Michael I. Miller a, Alain Trouvé b, Laurent Younes
Medical Image Analysis (2024)


Advances in the development of largely automated microscopy methods such as MERFISH for imaging cellular structures in mouse brains are providing spatial detection of micron resolution gene expression. While there has been tremendous progress made in the field of Computational Anatomy (CA) to perform diffeomorphic mapping technologies at the tissue scales for advanced neuroinformatic studies in common coordinates, integration of molecular- and cellular-scale populations through statistical averaging via common coordinates remains yet unattained.
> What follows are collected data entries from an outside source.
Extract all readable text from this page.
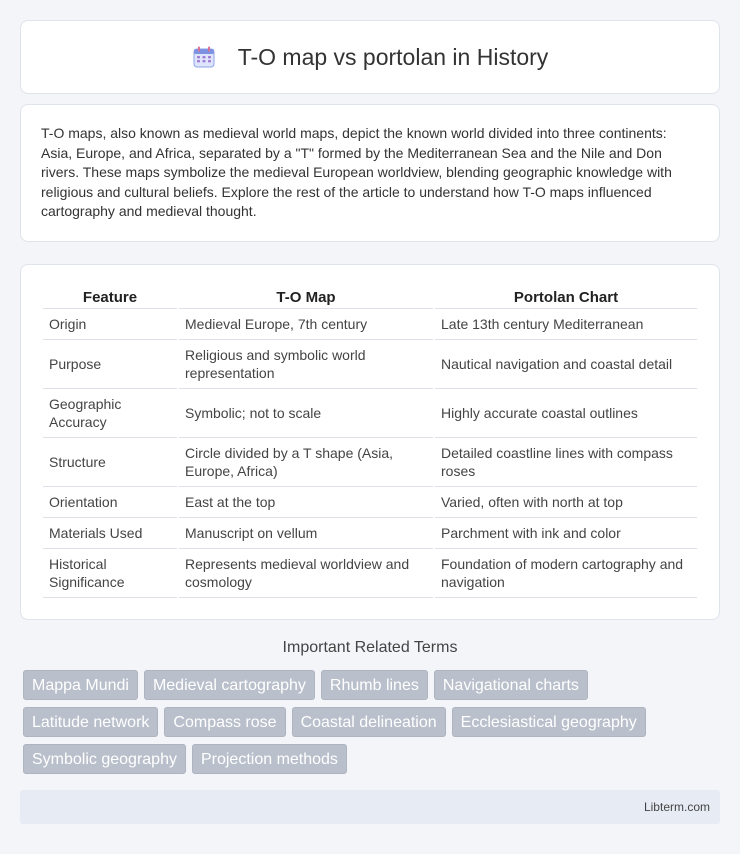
T-O map vs portolan in History

T-O maps, also known as medieval world maps, depict the known world divided into three continents: Asia, Europe, and Africa, separated by a "T" formed by the Mediterranean Sea and the Nile and Don rivers. These maps symbolize the medieval European worldview, blending geographic knowledge with religious and cultural beliefs. Explore the rest of the article to understand how T-O maps influenced cartography and medieval thought.

Feature	T-O Map	Portolan Chart
Origin	Medieval Europe, 7th century	Late 13th century Mediterranean
Purpose	Religious and symbolic world representation	Nautical navigation and coastal detail
Geographic Accuracy	Symbolic; not to scale	Highly accurate coastal outlines
Structure	Circle divided by a T shape (Asia, Europe, Africa)	Detailed coastline lines with compass roses
Orientation	East at the top	Varied, often with north at top
Materials Used	Manuscript on vellum	Parchment with ink and color
Historical Significance	Represents medieval worldview and cosmology	Foundation of modern cartography and navigation
Important Related Terms
Mappa Mundi	Medieval cartography	Rhumb lines	Navigational charts
Latitude network	Compass rose	Coastal delineation	Ecclesiastical geography
Symbolic geography	Projection methods
Libterm.com
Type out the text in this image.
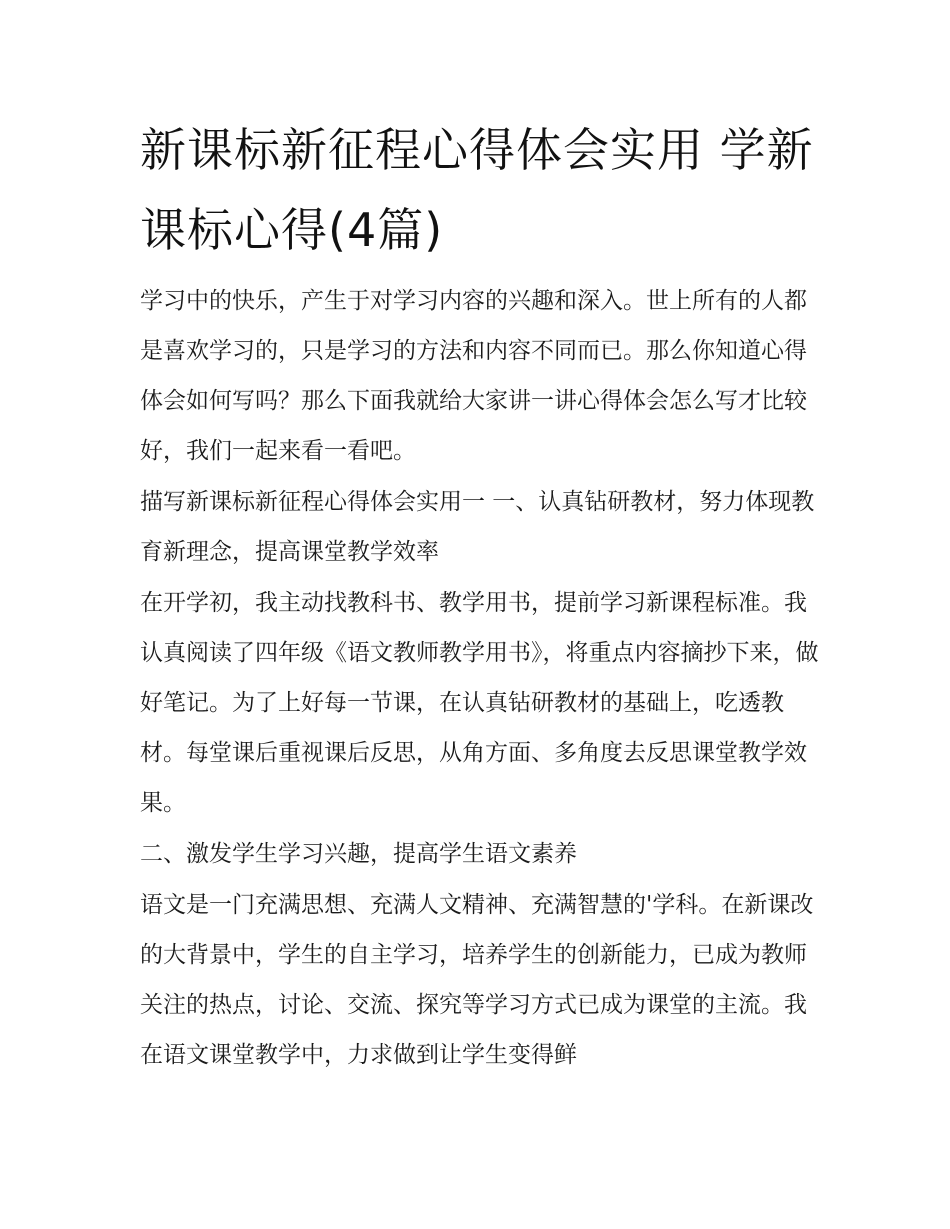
新课标新征程心得体会实用 学新课标心得(4篇)

学习中的快乐，产生于对学习内容的兴趣和深入。世上所有的人都是喜欢学习的，只是学习的方法和内容不同而已。那么你知道心得体会如何写吗？那么下面我就给大家讲一讲心得体会怎么写才比较好，我们一起来看一看吧。

描写新课标新征程心得体会实用一 一、认真钻研教材，努力体现教育新理念，提高课堂教学效率

在开学初，我主动找教科书、教学用书，提前学习新课程标准。我认真阅读了四年级《语文教师教学用书》，将重点内容摘抄下来，做好笔记。为了上好每一节课，在认真钻研教材的基础上，吃透教材。每堂课后重视课后反思，从角方面、多角度去反思课堂教学效果。

二、激发学生学习兴趣，提高学生语文素养

语文是一门充满思想、充满人文精神、充满智慧的'学科。在新课改的大背景中，学生的自主学习，培养学生的创新能力，已成为教师关注的热点，讨论、交流、探究等学习方式已成为课堂的主流。我在语文课堂教学中，力求做到让学生变得鲜
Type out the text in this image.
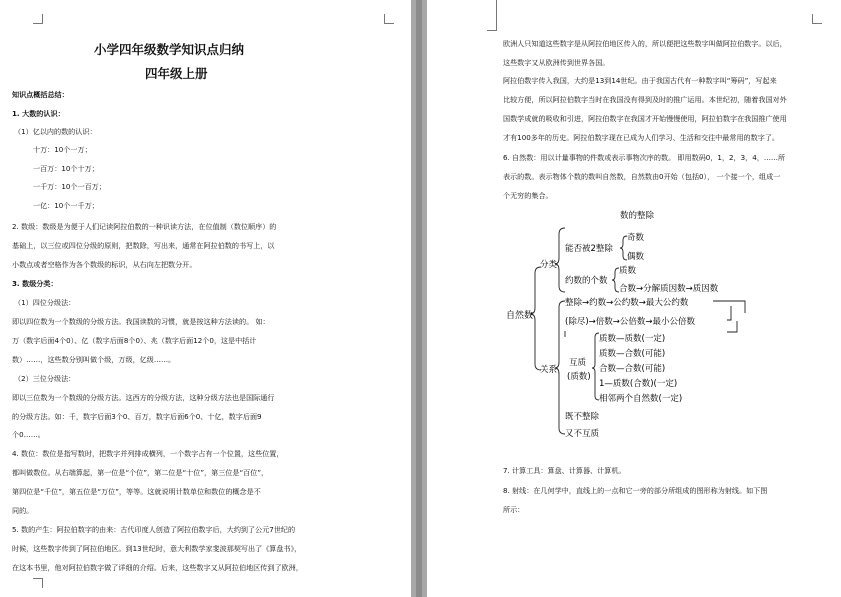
小学四年级数学知识点归纳
四年级上册
知识点概括总结：
1. 大数的认识：
（1）亿以内的数的认识：
十万：10个一万；
一百万：10个十万；
一千万：10个一百万；
一亿：10个一千万；
2. 数级：数级是为便于人们记读阿拉伯数的一种识读方法，在位值制（数位顺序）的
基础上，以三位或四位分级的原则，把数除，写出来，通常在阿拉伯数的书写上，以
小数点或者空格作为各个数级的标识，从右向左把数分开。
3. 数级分类：
（1）四位分级法：
即以四位数为一个数级的分级方法。我国读数的习惯，就是按这种方法读的。 如：
万（数字后面4个0）、亿（数字后面8个0）、兆（数字后面12个0，这是中括计
数）……，这些数分别叫做个级，万级，亿级……。
（2）三位分级法：
即以三位数为一个数级的分级方法。这西方的分级方法，这种分级方法也是国际通行
的分级方法。如：千，数字后面3个0、百万，数字后面6个0、十亿，数字后面9
个0……。
4. 数位：数位是指写数时，把数字并列排成横列，一个数字占有一个位置，这些位置，
都叫做数位。从右端算起，第一位是“个位”，第二位是“十位”，第三位是“百位”，
第四位是“千位”，第五位是“万位”，等等。这就说明计数单位和数位的概念是不
同的。
5. 数的产生：阿拉伯数字的由来：古代印度人创造了阿拉伯数字后，大约到了公元7世纪的
时候，这些数字传到了阿拉伯地区。到13世纪时，意大利数学家斐波那契写出了《算盘书》，
在这本书里，他对阿拉伯数字做了详细的介绍。后来，这些数字又从阿拉伯地区传到了欧洲，
欧洲人只知道这些数字是从阿拉伯地区传入的，所以便把这些数字叫做阿拉伯数字。以后，
这些数字又从欧洲传到世界各国。
阿拉伯数字传入我国，大约是13到14世纪。由于我国古代有一种数字叫“筹码”，写起来
比较方便，所以阿拉伯数字当时在我国没有得到及时的推广运用。本世纪初，随着我国对外
国数学成就的吸收和引进，阿拉伯数字在我国才开始慢慢使用，阿拉伯数字在我国推广使用
才有100多年的历史。阿拉伯数字现在已成为人们学习、生活和交往中最常用的数字了。
6. 自然数：用以计量事物的件数或表示事物次序的数。 即用数码0，1，2，3，4，……所
表示的数。表示物体个数的数叫自然数，自然数由0开始（包括0）， 一个接一个，组成一
个无穷的集合。
数的整除
自然数
分类
关系
能否被2整除
奇数
偶数
约数的个数
质数
合数→分解质因数→质因数
整除→约数→公约数→最大公约数
(除尽)→倍数→公倍数→最小公倍数
互质
(质数)
质数—质数(一定)
质数—合数(可能)
合数—合数(可能)
1—质数(合数)(一定)
相邻两个自然数(一定)
既不整除
又不互质
7. 计算工具：算盘、计算器、计算机。
8. 射线：在几何学中，直线上的一点和它一旁的部分所组成的图形称为射线。如下图
所示：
This paper describes the first set of algorithms for calculating geodesics in the space of diffeomorphisms, what we term space-feature-measure LDDMM, extending the family of large deformation diffeomorphic metric mapping (LDDMM) algorithms to accommodate a space-feature action on marked particles which extends consistently to the tissue scales. It leads to the derivation of a cross-modality alignment algorithm of transcriptomic data to common coordinate systems attached to standard atlases.

We represent the brain data as geometric measures, termed as space-feature measures supported by a large number of unstructured points, each point representing a small volume in space and carrying a list of densities of features elements of a high-dimensional feature space. The shape of space-feature measure brain spaces is measured by transforming them by diffeomorphisms. The metric between these measures is obtained after embedding these objects in a linear space equipped with the norm, yielding a so-called “chordal metric”.